For 100mV measuring, the PGA gain setting is 8.

So the ADC can get 800mV when input is 100mV.

Hi Allen,

Thank you for the clarification. If you increase the input voltage such that the output of the PGA (input to the ADC) is Vref/2, do you still see the same issue?

Thank you,

Tim Claycomb

Hi Allen,

now I understand why removing the caps might not have had an effect.

Do you have a scope? Or can you borrow a scope from a friend?

Kai

Allen,

It may be time to leverage the 'science is repeatable' method.

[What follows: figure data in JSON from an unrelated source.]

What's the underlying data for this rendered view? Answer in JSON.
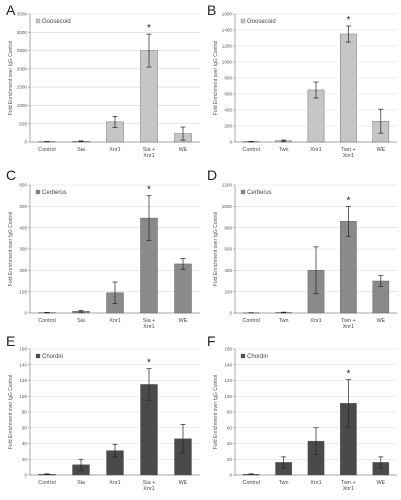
{
  "chart_data": [
    {
      "panel": "A",
      "type": "bar",
      "legend": "Goosecoid",
      "legend_position": "top-left",
      "ylabel": "Fold Enrichment over IgG Control",
      "ylim": [
        0,
        3500
      ],
      "yticks": [
        "0",
        "500",
        "1000",
        "1500",
        "2000",
        "2500",
        "3000",
        "3500"
      ],
      "categories": [
        "Control",
        "Sia",
        "Xnr1",
        "Sia +\nXnr1",
        "WE"
      ],
      "values": [
        10,
        20,
        550,
        2500,
        230
      ],
      "errors": [
        5,
        10,
        150,
        450,
        180
      ],
      "significance": [
        "",
        "",
        "",
        "*",
        ""
      ],
      "color": "#c6c6c6",
      "grid": true
    },
    {
      "panel": "B",
      "type": "bar",
      "legend": "Goosecoid",
      "legend_position": "top-left",
      "ylabel": "Fold Enrichment over IgG Control",
      "ylim": [
        0,
        1600
      ],
      "yticks": [
        "0",
        "200",
        "400",
        "600",
        "800",
        "1000",
        "1200",
        "1400",
        "1600"
      ],
      "categories": [
        "Control",
        "Twn",
        "Xnr1",
        "Twn +\nXnr1",
        "WE"
      ],
      "values": [
        5,
        15,
        650,
        1350,
        260
      ],
      "errors": [
        3,
        10,
        100,
        100,
        150
      ],
      "significance": [
        "",
        "",
        "",
        "*",
        ""
      ],
      "color": "#c6c6c6",
      "grid": true
    },
    {
      "panel": "C",
      "type": "bar",
      "legend": "Cerberus",
      "legend_position": "top-left",
      "ylabel": "Fold Enrichment over IgG Control",
      "ylim": [
        0,
        600
      ],
      "yticks": [
        "0",
        "100",
        "200",
        "300",
        "400",
        "500",
        "600"
      ],
      "categories": [
        "Control",
        "Sia",
        "Xnr1",
        "Sia +\nXnr1",
        "WE"
      ],
      "values": [
        2,
        8,
        95,
        445,
        230
      ],
      "errors": [
        1,
        4,
        50,
        105,
        25
      ],
      "significance": [
        "",
        "",
        "",
        "*",
        ""
      ],
      "color": "#8a8a8a",
      "grid": true
    },
    {
      "panel": "D",
      "type": "bar",
      "legend": "Cerberus",
      "legend_position": "top-left",
      "ylabel": "Fold Enrichment over IgG Control",
      "ylim": [
        0,
        1200
      ],
      "yticks": [
        "0",
        "200",
        "400",
        "600",
        "800",
        "1000",
        "1200"
      ],
      "categories": [
        "Control",
        "Twn",
        "Xnr1",
        "Twn +\nXnr1",
        "WE"
      ],
      "values": [
        2,
        5,
        400,
        860,
        300
      ],
      "errors": [
        1,
        3,
        220,
        140,
        50
      ],
      "significance": [
        "",
        "",
        "",
        "*",
        ""
      ],
      "color": "#8a8a8a",
      "grid": true
    },
    {
      "panel": "E",
      "type": "bar",
      "legend": "Chordin",
      "legend_position": "top-left",
      "ylabel": "Fold Enrichment over IgG Control",
      "ylim": [
        0,
        160
      ],
      "yticks": [
        "0",
        "20",
        "40",
        "60",
        "80",
        "100",
        "120",
        "140",
        "160"
      ],
      "categories": [
        "Control",
        "Sia",
        "Xnr1",
        "Sia +\nXnr1",
        "WE"
      ],
      "values": [
        1,
        13,
        31,
        115,
        46
      ],
      "errors": [
        0.5,
        7,
        8,
        20,
        18
      ],
      "significance": [
        "",
        "",
        "",
        "*",
        ""
      ],
      "color": "#4a4a4a",
      "grid": true
    },
    {
      "panel": "F",
      "type": "bar",
      "legend": "Chordin",
      "legend_position": "top-left",
      "ylabel": "Fold Enrichment over IgG Control",
      "ylim": [
        0,
        160
      ],
      "yticks": [
        "0",
        "20",
        "40",
        "60",
        "80",
        "100",
        "120",
        "140",
        "160"
      ],
      "categories": [
        "Control",
        "Twn",
        "Xnr1",
        "Twn +\nXnr1",
        "WE"
      ],
      "values": [
        1,
        16,
        43,
        91,
        16
      ],
      "errors": [
        0.5,
        7,
        17,
        30,
        7
      ],
      "significance": [
        "",
        "",
        "",
        "*",
        ""
      ],
      "color": "#4a4a4a",
      "grid": true
    }
  ]
}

If needed order more samples for TLV9054, OPA4314 and TLV4314. Try these sample and see if only TLV4314 is a success or if a different result occurs. As much as possible try not to change the setup between tries.

One new possibility is that AC line noise, 50Hz or 60Hz is the culprit and a minor change in setup affects how much AC mains voltage is on the ADC input (or the ADC reference voltage).

Hi,

Maybe AC line noise.

Because the power supply of my PCBA is from a isolated DC-DC module, and the DC-DC module input is from AC-DC power supply.

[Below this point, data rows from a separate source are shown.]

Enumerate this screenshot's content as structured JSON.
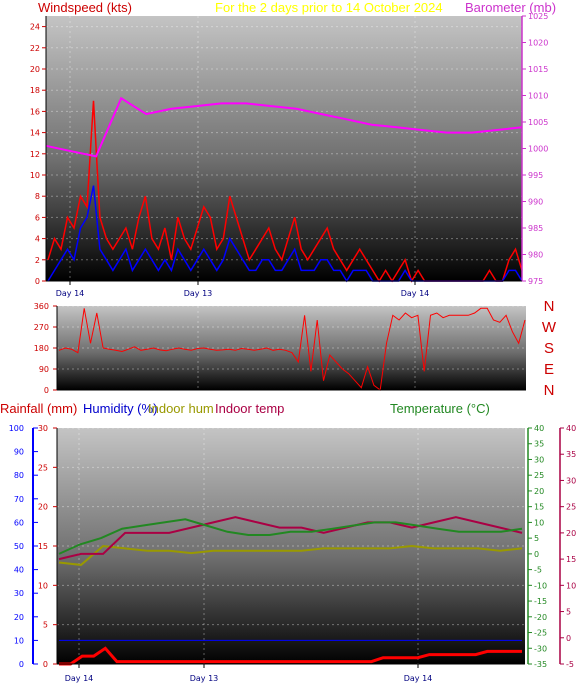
{
  "chart_data": [
    {
      "type": "line",
      "title": "For the 2 days prior to   14 October 2024",
      "ylabel_left": "Windspeed (kts)",
      "ylabel_right": "Barometer (mb)",
      "x_ticks": [
        "Day 14",
        "Day 13",
        "Day 14"
      ],
      "ylim_left": [
        0,
        25
      ],
      "yticks_left": [
        0,
        2,
        4,
        6,
        8,
        10,
        12,
        14,
        16,
        18,
        20,
        22,
        24
      ],
      "ylim_right": [
        975,
        1025
      ],
      "yticks_right": [
        975,
        980,
        985,
        990,
        995,
        1000,
        1005,
        1010,
        1015,
        1020,
        1025
      ],
      "grid": true,
      "series": [
        {
          "name": "Windspeed (kts)",
          "color": "#ff0000",
          "y": [
            2,
            4,
            3,
            6,
            5,
            8,
            7,
            17,
            6,
            4,
            3,
            4,
            5,
            3,
            6,
            8,
            4,
            3,
            5,
            2,
            6,
            4,
            3,
            5,
            7,
            6,
            3,
            4,
            8,
            6,
            4,
            2,
            3,
            4,
            5,
            3,
            2,
            4,
            6,
            3,
            2,
            3,
            4,
            5,
            3,
            2,
            1,
            2,
            3,
            2,
            1,
            0,
            1,
            0,
            1,
            2,
            0,
            1,
            0,
            0,
            0,
            0,
            0,
            0,
            0,
            0,
            0,
            0,
            1,
            0,
            0,
            2,
            3,
            1
          ]
        },
        {
          "name": "Wind gust",
          "color": "#0000ff",
          "y": [
            0,
            1,
            2,
            3,
            2,
            5,
            6,
            9,
            3,
            2,
            1,
            2,
            3,
            1,
            2,
            3,
            2,
            1,
            2,
            1,
            3,
            2,
            1,
            2,
            3,
            2,
            1,
            2,
            4,
            3,
            2,
            1,
            1,
            2,
            2,
            1,
            1,
            2,
            3,
            1,
            1,
            1,
            2,
            2,
            1,
            1,
            0,
            1,
            1,
            1,
            0,
            0,
            0,
            0,
            0,
            1,
            0,
            0,
            0,
            0,
            0,
            0,
            0,
            0,
            0,
            0,
            0,
            0,
            0,
            0,
            0,
            1,
            1,
            0
          ]
        },
        {
          "name": "Barometer (mb)",
          "color": "#ff00ff",
          "y": [
            1000.5,
            999.5,
            998.5,
            1009.5,
            1006.5,
            1007.5,
            1008,
            1008.5,
            1008.5,
            1008,
            1007.5,
            1006.5,
            1005.5,
            1004.5,
            1004,
            1003.5,
            1003,
            1003,
            1003.5,
            1004
          ]
        }
      ]
    },
    {
      "type": "scatter",
      "title": "",
      "ylabel_left": "",
      "right_labels": [
        "N",
        "W",
        "S",
        "E",
        "N"
      ],
      "ylim": [
        0,
        360
      ],
      "yticks": [
        0,
        90,
        180,
        270,
        360
      ],
      "grid": true,
      "series": [
        {
          "name": "Wind direction",
          "color": "#ff0000",
          "y": [
            170,
            180,
            175,
            160,
            350,
            200,
            330,
            180,
            175,
            170,
            165,
            175,
            185,
            170,
            175,
            180,
            172,
            168,
            175,
            180,
            175,
            170,
            178,
            180,
            175,
            170,
            172,
            175,
            170,
            178,
            175,
            170,
            175,
            180,
            170,
            175,
            170,
            160,
            120,
            320,
            80,
            300,
            40,
            150,
            120,
            90,
            70,
            40,
            10,
            100,
            20,
            0,
            200,
            320,
            300,
            330,
            310,
            320,
            80,
            320,
            330,
            310,
            320,
            320,
            320,
            320,
            330,
            350,
            350,
            300,
            290,
            320,
            250,
            200,
            300
          ]
        }
      ]
    },
    {
      "type": "line",
      "title": "",
      "ylabel_left": "Rainfall (mm)",
      "ylabel_left2": "Humidity (%)",
      "ylabel_mid": "Indoor hum",
      "ylabel_mid2": "Indoor temp",
      "ylabel_right": "Temperature (°C)",
      "x_ticks": [
        "Day 14",
        "Day 13",
        "Day 14"
      ],
      "ylim_humidity": [
        0,
        100
      ],
      "yticks_humidity": [
        0,
        10,
        20,
        30,
        40,
        50,
        60,
        70,
        80,
        90,
        100
      ],
      "ylim_rain": [
        0,
        30
      ],
      "yticks_rain": [
        0,
        5,
        10,
        15,
        20,
        25,
        30
      ],
      "ylim_temp": [
        -35,
        40
      ],
      "yticks_temp": [
        -35,
        -30,
        -25,
        -20,
        -15,
        -10,
        -5,
        0,
        5,
        10,
        15,
        20,
        25,
        30,
        35,
        40
      ],
      "ylim_indoor": [
        -5,
        40
      ],
      "yticks_indoor": [
        -5,
        0,
        5,
        10,
        15,
        20,
        25,
        30,
        35,
        40
      ],
      "grid": true,
      "series": [
        {
          "name": "Rainfall (mm)",
          "color": "#ff0000",
          "y": [
            0,
            0,
            1,
            1,
            2,
            0.3,
            0.3,
            0.3,
            0.3,
            0.3,
            0.3,
            0.3,
            0.3,
            0.3,
            0.3,
            0.3,
            0.3,
            0.3,
            0.3,
            0.3,
            0.3,
            0.3,
            0.3,
            0.3,
            0.3,
            0.3,
            0.3,
            0.3,
            0.8,
            0.8,
            0.8,
            0.8,
            1.2,
            1.2,
            1.2,
            1.2,
            1.2,
            1.6,
            1.6,
            1.6,
            1.6
          ]
        },
        {
          "name": "Humidity (%)",
          "color": "#0000ff",
          "y": [
            10,
            10,
            10,
            10,
            10,
            10,
            10,
            10,
            10,
            10
          ]
        },
        {
          "name": "Indoor hum",
          "color": "#999900",
          "y": [
            43,
            42,
            50,
            49,
            48,
            48,
            47,
            48,
            48,
            48,
            48,
            48,
            49,
            49,
            49,
            49,
            50,
            49,
            49,
            49,
            48,
            49
          ]
        },
        {
          "name": "Indoor temp",
          "color": "#aa0044",
          "y": [
            15,
            16,
            16,
            20,
            20,
            20,
            21,
            22,
            23,
            22,
            21,
            21,
            20,
            21,
            22,
            22,
            21,
            22,
            23,
            22,
            21,
            20
          ]
        },
        {
          "name": "Temperature (°C)",
          "color": "#228822",
          "y": [
            0,
            3,
            5,
            8,
            9,
            10,
            11,
            9,
            7,
            6,
            6,
            7,
            7,
            8,
            9,
            10,
            10,
            9,
            8,
            7,
            7,
            7,
            8
          ]
        }
      ]
    }
  ]
}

when I use the DC-DC module without Y-cap, the noise is lower.

If I use the DC-DC module with Y-cap(~200pF), the noise is higher.

And when I connect ADC GND to AC GND, the noise will be lower.

But at the same condition, the TLV4314 and PTLV9054 can get better result.

Hi Allen,

DC DC converter, or "switcher" as I call them, are known to produce lots of ripple and noise. You might need consequent input and output low pass filtering directly at the switcher module to reduce the noise to an acceptable level. Because of that, I would prefer the use of a linear voltage regulator.

Kai

Allen,

It is not clear why TLV4314 and PTLV9054 are better. Of these two only TLV4314 is available. Would TLV3414 be a viable solution?

Dear Ron,

I don't know why,too. TLV4314 is a viable solution. I want to try TLV9054, because it is cheaper and better spec.

Hi Allen,

I'm pretty much sure that the switcher is your problem, not the OPAmp. Run a test and exchange the switcher by a linear voltage regulator.

Kai

Allen,

I understand your point of view. However, I have no further advice unless some new information provides a new clue.